Mahkamah Konstitusi (MK) resmi menolak permohonan pengujian Undang-Undang Nomor 1 Tahun 2023 tentang KUHP terkait pasal penghasutan dan penyebaran berita bohong pada sidang putusan di Jakarta Pusat, Kamis (16/4/2026).
Gugatan tersebut diajukan oleh Direktur Eksekutif Lokataru Delpedro Marhaen bersama stafnya, Muzaffar Salim, yang menilai sejumlah pasal berpotensi menghalangi hak kebebasan berpendapat. Sebagaimana dilansir dari Detikcom, MK menyatakan permohonan tersebut tidak dapat diterima karena dianggap tidak jelas.
"Amar putusan mengadili, menyatakan, permohonan para pemohon tidak dapat diterima," kata Ketua MK Suhartoyo dalam persidangan di Ruang Sidang Pleno Gedung I MK.

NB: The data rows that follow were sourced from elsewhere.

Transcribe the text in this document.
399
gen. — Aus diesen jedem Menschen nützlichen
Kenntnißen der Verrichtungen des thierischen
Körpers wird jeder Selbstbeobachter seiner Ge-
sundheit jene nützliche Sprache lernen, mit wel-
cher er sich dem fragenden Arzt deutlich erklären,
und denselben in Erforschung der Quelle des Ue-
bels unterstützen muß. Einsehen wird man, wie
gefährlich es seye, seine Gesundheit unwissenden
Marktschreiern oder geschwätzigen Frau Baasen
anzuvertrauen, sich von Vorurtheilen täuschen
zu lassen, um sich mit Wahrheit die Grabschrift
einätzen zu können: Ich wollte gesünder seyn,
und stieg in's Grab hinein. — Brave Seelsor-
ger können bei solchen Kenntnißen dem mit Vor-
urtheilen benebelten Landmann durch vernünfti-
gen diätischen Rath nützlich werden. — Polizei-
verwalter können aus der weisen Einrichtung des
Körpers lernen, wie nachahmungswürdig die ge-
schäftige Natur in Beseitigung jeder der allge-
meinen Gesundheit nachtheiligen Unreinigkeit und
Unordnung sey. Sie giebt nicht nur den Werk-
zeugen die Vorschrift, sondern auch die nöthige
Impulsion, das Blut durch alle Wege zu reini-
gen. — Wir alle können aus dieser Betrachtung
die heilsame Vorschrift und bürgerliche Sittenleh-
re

Hakim MK Liliek Prisbawono menjelaskan bahwa para pemohon hanya menguraikan kerugian konstitusional terkait Pasal 246, namun gagal menjelaskan kerugian pada Pasal 263 Ayat 1 dan 2 serta Pasal 264. Hubungan sebab-akibat antara berlakunya norma tersebut dengan kerugian hak pemohon dinilai tidak esensial.
Selain itu, MK menyoroti model petitum atau tuntutan yang diajukan pemohon sebagai rumusan yang tidak lazim dalam pengujian undang-undang terhadap UUD 1945. Ketidakjelasan permohonan apakah ingin menghapus atau mengubah isi pasal membuat hakim sulit memahami maksud gugatan tersebut.
Gugatan dengan nomor perkara 93/PUU-XXIV/2026 ini sebelumnya menyasar pasal yang mengancam pidana penjara hingga 6 tahun bagi penyebar berita bohong. Pemohon merasa dirugikan karena sempat menjadi terdakwa kasus penghasutan sebelum akhirnya divonis bebas oleh pengadilan.
Hingga putusan ini dibacakan, status pasal-pasal mengenai penghasutan dan penyebaran berita bohong dalam UU 1/2023 tetap berlaku dan memiliki kekuatan hukum mengikat. Mahkamah menegaskan bahwa pemohon tidak memiliki kedudukan hukum untuk mengajukan permohonan tersebut karena alasan-alasan hukum yang tidak terpenuhi.